A South African preacher at an American Baptist church

map of south africa

Here’s another one of those moments I often experience while sitting in church. We had a great preacher today from South Africa, the reverend Mpendulo Christopher Machi, pastor of Saint Peters Baptist Church in Maigate Township, South Africa. Pastor Machi is also President of the National Baptist Convention in South Africa. This was interesting to find out they have a national organization like what we have in the Unites States.

Though I was interested to see and hear Pastor Machi, I must admit I was a bit curious about how his presentation would go over with us westernized folk of African ancestry. After all, the old saying about “if it looks like duck and walks like a duck” doesn’t always apply. I wondered how thick his accent would be; how effective his metaphors used in preaching would translate; how comfortable he would be standing before members of the African diaspora descended from captives kidnapped from the continent of Africa. I also thought how both he and we have suffered from the effects of European colonization and brutality.

map of the american south

Brother Machi entered the seating area of the pulpit, while the congregation was praising God with our normal hymns and other activities that are preambles to the apex of the service, preaching. I found his stature to be attention focusing. He’s a small man, light brown in complexion, well dressed in a three-piece gray suit, appearing quite western in over all image. No surprise here. After all, the Dutch, and the English have applied a heavy hand on the indigenous people of South Africa to have them appear western from the outside.
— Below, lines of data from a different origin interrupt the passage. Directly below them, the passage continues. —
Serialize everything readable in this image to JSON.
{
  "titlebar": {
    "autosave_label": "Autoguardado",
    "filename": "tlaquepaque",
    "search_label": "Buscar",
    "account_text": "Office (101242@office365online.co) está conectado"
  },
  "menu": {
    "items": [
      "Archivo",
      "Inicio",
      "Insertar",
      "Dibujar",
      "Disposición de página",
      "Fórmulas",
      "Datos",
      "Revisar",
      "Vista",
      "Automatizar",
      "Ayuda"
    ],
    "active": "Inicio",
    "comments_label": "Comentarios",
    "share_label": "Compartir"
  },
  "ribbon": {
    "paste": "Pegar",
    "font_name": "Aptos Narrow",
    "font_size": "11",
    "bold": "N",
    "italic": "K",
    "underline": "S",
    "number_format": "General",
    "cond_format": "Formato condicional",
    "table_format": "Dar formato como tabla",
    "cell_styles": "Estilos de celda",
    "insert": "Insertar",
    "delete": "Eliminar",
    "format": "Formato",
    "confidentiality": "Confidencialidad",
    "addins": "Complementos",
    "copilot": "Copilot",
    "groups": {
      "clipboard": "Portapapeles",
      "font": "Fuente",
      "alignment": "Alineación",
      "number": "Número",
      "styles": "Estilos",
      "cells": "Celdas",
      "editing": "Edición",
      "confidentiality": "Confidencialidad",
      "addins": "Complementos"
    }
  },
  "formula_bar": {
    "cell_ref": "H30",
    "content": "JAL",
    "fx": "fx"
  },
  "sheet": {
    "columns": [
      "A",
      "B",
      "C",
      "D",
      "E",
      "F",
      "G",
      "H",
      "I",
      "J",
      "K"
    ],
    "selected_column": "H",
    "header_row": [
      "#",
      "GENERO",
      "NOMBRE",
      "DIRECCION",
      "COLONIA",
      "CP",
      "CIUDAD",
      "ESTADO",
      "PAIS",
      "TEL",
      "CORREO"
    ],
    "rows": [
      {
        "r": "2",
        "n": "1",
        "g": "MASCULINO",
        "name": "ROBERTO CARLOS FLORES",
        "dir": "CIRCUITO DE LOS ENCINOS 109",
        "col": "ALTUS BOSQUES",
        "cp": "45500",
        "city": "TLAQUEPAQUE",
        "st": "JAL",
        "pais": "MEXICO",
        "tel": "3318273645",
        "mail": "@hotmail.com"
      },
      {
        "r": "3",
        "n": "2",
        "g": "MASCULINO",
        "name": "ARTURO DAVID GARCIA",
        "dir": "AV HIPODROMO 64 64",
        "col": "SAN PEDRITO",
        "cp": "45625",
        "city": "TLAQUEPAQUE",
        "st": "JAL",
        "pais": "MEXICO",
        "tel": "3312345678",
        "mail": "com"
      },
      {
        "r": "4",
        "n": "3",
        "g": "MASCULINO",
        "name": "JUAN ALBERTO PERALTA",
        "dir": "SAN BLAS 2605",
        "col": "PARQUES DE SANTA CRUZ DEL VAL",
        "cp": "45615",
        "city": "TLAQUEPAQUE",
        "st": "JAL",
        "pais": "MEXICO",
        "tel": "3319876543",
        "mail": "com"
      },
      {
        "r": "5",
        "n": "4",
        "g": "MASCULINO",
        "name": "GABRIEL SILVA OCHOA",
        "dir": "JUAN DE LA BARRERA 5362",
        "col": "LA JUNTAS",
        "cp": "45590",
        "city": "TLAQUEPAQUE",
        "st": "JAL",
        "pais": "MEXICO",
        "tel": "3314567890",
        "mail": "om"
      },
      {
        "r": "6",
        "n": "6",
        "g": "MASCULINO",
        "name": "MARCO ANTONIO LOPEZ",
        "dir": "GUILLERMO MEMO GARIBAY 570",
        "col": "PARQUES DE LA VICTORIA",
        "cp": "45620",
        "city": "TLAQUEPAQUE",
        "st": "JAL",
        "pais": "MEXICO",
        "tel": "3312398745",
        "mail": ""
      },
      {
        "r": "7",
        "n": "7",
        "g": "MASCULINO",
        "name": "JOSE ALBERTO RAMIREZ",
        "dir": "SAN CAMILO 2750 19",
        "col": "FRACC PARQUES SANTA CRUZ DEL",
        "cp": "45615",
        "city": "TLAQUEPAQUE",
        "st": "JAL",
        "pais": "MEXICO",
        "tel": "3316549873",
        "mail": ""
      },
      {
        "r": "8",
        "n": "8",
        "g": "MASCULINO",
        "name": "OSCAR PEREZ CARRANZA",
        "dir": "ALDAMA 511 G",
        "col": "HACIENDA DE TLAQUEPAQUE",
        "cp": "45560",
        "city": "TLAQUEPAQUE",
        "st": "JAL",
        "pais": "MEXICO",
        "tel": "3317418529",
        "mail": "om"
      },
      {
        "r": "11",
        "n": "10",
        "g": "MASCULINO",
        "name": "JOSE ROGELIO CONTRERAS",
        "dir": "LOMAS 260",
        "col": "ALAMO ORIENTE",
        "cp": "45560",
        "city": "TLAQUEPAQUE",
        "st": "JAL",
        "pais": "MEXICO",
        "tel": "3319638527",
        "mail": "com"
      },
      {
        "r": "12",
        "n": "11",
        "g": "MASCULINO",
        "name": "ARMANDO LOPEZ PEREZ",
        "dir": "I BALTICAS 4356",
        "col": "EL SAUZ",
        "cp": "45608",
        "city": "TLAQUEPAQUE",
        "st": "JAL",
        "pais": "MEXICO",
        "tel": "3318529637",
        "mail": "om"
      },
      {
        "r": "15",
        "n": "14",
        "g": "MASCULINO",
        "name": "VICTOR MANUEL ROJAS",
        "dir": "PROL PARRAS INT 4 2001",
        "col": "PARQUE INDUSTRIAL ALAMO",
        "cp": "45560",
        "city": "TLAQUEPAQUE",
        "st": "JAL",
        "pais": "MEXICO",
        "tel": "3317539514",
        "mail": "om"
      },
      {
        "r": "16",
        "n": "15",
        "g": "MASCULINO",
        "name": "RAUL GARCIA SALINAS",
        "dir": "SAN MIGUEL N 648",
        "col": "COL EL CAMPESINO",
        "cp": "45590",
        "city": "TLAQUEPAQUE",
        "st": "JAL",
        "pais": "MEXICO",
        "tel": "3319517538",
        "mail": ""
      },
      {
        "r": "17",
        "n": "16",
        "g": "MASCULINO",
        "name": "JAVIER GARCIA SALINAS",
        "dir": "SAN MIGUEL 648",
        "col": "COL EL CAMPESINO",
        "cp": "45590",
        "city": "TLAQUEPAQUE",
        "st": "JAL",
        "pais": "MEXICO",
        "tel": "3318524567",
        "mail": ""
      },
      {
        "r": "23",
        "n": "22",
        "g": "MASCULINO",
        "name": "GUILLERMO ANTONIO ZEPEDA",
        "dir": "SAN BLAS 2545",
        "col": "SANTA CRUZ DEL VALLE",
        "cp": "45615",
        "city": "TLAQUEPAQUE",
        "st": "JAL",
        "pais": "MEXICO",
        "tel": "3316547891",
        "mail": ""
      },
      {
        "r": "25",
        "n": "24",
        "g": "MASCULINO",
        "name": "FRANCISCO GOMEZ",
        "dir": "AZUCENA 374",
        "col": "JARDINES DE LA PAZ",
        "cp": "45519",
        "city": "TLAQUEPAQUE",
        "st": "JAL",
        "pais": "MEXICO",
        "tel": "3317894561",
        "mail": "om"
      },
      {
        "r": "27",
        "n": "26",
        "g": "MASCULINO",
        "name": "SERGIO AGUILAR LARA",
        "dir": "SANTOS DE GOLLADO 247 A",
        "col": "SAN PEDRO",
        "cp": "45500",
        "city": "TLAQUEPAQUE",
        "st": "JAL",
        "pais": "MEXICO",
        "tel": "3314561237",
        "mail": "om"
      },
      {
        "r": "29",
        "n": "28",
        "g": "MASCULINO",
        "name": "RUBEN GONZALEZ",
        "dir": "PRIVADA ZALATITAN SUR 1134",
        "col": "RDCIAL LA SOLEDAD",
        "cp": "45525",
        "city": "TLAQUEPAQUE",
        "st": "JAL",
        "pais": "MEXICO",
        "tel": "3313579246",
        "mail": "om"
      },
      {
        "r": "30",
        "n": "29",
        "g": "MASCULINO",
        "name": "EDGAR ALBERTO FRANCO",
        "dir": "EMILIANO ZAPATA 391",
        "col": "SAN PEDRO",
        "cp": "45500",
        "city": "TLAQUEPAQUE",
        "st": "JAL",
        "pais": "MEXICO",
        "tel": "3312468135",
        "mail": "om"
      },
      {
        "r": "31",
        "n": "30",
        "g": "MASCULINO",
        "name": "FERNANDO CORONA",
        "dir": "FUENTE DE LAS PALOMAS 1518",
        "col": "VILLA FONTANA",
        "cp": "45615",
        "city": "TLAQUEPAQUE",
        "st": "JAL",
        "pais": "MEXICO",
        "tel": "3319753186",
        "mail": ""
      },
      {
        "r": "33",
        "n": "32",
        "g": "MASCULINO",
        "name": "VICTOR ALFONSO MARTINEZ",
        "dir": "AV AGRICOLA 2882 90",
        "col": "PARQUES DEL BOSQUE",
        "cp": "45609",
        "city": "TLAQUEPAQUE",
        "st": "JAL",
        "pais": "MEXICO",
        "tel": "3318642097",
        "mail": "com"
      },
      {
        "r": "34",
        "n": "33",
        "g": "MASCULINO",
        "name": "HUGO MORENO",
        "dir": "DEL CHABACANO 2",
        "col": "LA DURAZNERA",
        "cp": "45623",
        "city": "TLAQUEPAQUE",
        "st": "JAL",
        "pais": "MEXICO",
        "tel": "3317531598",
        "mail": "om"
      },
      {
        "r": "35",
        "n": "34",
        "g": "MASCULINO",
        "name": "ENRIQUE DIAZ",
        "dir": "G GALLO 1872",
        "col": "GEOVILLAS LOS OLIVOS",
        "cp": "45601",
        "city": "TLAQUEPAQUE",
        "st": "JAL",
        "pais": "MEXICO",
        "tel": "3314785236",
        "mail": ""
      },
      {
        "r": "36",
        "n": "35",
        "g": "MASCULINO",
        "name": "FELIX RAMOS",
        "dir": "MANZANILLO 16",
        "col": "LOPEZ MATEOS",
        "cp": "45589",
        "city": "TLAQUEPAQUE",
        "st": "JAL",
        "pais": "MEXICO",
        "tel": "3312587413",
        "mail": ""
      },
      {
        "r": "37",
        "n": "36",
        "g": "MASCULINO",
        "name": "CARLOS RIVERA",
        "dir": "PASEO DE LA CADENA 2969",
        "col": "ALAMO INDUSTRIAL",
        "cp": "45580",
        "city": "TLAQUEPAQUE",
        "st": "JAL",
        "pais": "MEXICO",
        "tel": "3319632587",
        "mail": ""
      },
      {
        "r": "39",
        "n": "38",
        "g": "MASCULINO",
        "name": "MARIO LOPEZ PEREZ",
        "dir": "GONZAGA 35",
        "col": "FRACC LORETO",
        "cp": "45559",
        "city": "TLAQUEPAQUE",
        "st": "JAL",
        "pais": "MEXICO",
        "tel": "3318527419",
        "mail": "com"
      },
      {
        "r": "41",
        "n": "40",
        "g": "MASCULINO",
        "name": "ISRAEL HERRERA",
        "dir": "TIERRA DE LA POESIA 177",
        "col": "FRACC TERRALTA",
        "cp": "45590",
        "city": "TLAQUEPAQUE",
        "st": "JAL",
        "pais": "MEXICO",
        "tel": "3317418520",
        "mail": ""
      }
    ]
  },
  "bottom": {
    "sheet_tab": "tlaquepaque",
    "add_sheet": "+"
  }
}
As Pastor Machi approached the rostrum to speak, he did so with what appeared to be the same confidence as any of our “preachers in residence.” When he first spoke, the accent was there. I had no problem understanding anything he said. Of course, I found myself paying closer attention to every word he uttered. I couldn’t afford to take one minute of mental vacation. I found this to be more of a benefit than a hindrance. Being in a more focused mode of listening resulted in even greater absorption of what was being shared from the pulpit. During his first few minutes of speaking, he mentioned that he normally preached in Zulu, with an interpreter. He said that presenting his sermon strictly in English might be somewhat of a challenge for him. If it was, I couldn’t tell.

south african worshipper

The sermon, brother Machi delivered was textually based on Luke 5:17-26, titled “When Faith is at Work.” (This is the account of a group of men, anxious to have their friend healed, lifted him to the rooftop and let him down to where Jesus was speaking, because they couldn’t get through the crowd that was surrounding the house.) As he revved up his exegetical talents, I and the rest of the congregation were quite comfortable responding with the amen, glory to God and other culturally customary animations you would find in any African American Baptist church in the American South. All felt, at the end of the sermon, that an ocean and a continent apart had in no way diluted our Sunday morning ritual. What great preaching, what commonality, accent and other cross-cultural norms notwithstanding.

I’m old and blessed…hope you will be too.

2 thoughts on “A South African preacher at an American Baptist church

  1. Linda Hammond September 23, 2019 / 10:53 pm

    What a preacher! What a sermon! I was spiritually captivated by the message and the messenger from the beginning to the end!